Siseaba incandescente y, entre el humeante olor a tabaco, se intuían las arrugas marcadas de rostro ancho repeinado, labios exiguos y ojos omnipresentes.
—Descubre algo reprobable. Algo que puedas esgrimir contra él, aunque no sea gran cosa…
El visitante se mantenía en pie, firme, atenazando un sombrero que empezaba a perder su verdadera forma.
—Tú, déjame a mí. —dijo el rostro ancho, mientras acercaba una caja de puros al visitante.
Este último se limitó a rechazar la oferta sútilmente con la cabeza.
—Verás, los nuevos tiempos han llegado. Te recomiendo que cuelgues ese revólver: te traerá más problemas que soluciones. La civilización ha llegado; también la justicia y, con ella, el cambio de actuación.
Inhaló con fuerza hasta invocar la incandescencia, y mientras exhalaba el humo, croó sus últimas palabras.
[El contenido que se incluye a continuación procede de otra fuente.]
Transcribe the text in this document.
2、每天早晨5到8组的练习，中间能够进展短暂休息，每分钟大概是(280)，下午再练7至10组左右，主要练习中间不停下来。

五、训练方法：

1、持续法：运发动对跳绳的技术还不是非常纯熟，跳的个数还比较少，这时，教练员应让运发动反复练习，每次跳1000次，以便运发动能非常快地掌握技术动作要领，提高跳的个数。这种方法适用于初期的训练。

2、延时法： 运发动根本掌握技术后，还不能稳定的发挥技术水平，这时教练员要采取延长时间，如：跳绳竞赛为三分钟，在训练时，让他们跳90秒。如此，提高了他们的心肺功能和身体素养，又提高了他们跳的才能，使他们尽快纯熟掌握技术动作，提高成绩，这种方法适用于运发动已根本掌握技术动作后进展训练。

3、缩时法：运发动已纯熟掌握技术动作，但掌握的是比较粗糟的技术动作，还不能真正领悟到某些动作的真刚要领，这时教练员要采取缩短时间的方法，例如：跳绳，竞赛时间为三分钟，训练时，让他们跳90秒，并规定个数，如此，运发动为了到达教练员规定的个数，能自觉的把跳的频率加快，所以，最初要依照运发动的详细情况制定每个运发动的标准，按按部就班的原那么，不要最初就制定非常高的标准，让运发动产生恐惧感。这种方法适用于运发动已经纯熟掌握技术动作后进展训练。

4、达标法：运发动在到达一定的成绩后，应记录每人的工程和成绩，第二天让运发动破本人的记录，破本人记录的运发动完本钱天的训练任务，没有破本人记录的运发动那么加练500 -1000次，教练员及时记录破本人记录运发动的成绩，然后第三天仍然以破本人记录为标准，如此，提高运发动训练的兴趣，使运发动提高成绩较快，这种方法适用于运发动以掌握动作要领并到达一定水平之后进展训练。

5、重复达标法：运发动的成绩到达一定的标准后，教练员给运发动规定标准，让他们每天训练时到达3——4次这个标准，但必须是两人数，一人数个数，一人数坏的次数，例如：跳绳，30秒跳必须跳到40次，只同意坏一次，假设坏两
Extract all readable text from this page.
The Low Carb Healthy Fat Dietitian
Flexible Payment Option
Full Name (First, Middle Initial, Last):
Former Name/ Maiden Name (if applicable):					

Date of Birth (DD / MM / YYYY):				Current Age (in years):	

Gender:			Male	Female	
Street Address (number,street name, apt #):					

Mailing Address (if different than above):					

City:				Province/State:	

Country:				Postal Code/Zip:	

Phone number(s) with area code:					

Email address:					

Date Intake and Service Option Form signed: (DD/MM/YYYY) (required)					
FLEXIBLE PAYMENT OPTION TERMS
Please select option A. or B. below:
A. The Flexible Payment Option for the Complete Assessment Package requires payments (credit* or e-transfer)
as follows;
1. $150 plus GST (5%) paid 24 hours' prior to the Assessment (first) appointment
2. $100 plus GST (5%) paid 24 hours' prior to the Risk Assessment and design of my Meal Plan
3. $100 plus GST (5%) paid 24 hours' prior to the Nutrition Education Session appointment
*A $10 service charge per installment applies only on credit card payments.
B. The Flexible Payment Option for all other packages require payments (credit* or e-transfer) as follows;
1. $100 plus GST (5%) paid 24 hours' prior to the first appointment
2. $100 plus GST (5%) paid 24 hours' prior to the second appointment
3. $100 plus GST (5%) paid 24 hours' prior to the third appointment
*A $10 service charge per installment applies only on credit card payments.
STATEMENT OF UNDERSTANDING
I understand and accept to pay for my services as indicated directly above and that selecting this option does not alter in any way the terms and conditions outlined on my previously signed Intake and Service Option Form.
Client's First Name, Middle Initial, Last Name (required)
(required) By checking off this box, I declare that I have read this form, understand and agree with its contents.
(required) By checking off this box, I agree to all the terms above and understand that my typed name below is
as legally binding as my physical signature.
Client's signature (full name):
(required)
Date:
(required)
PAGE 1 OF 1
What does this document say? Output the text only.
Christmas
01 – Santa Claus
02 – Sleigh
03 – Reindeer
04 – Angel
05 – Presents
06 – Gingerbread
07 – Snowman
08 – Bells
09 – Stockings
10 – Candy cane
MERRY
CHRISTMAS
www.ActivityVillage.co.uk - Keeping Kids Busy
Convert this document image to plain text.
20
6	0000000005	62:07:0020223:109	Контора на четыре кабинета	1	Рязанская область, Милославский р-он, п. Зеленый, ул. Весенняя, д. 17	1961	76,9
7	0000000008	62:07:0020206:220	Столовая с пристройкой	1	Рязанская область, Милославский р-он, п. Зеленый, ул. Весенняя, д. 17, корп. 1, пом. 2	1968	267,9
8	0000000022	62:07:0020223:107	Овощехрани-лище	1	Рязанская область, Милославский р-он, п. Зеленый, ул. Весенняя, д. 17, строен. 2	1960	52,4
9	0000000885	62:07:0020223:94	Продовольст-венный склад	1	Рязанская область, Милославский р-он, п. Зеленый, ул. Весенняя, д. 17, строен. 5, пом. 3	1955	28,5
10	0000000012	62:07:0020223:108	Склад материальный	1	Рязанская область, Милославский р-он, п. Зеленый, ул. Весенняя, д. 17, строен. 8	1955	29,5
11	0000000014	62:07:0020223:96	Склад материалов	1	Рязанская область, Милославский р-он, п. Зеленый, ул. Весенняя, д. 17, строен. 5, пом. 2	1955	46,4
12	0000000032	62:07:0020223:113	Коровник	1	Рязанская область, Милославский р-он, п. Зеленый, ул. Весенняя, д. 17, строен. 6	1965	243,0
—Busca algo, no importa que no afecte al resto; ya haremos que suene mal… Mira, una bala mata o hiere, pero esto pone a cualquiera en pie de guerra, temeroso de que el disparo se reproduzca. Mientras tanto, tú haz tranquilo que no pasará nada. Anclaremos su atención y antes de que quiera darse cuenta, todo será tuyo. Solo entonces hablaremos de mis honorarios. Como ves, no hay nada de qué preocuparse.
Salió de allí envuelto en una densa nube, con el olor tejido en la ropa, el sombrero prisionero de una mano que se negaba a abrirse, la tranquilidad sosegada de haberse negado y la pregunta mordaz de quién más estaría cargando balas en esas nuevas armas.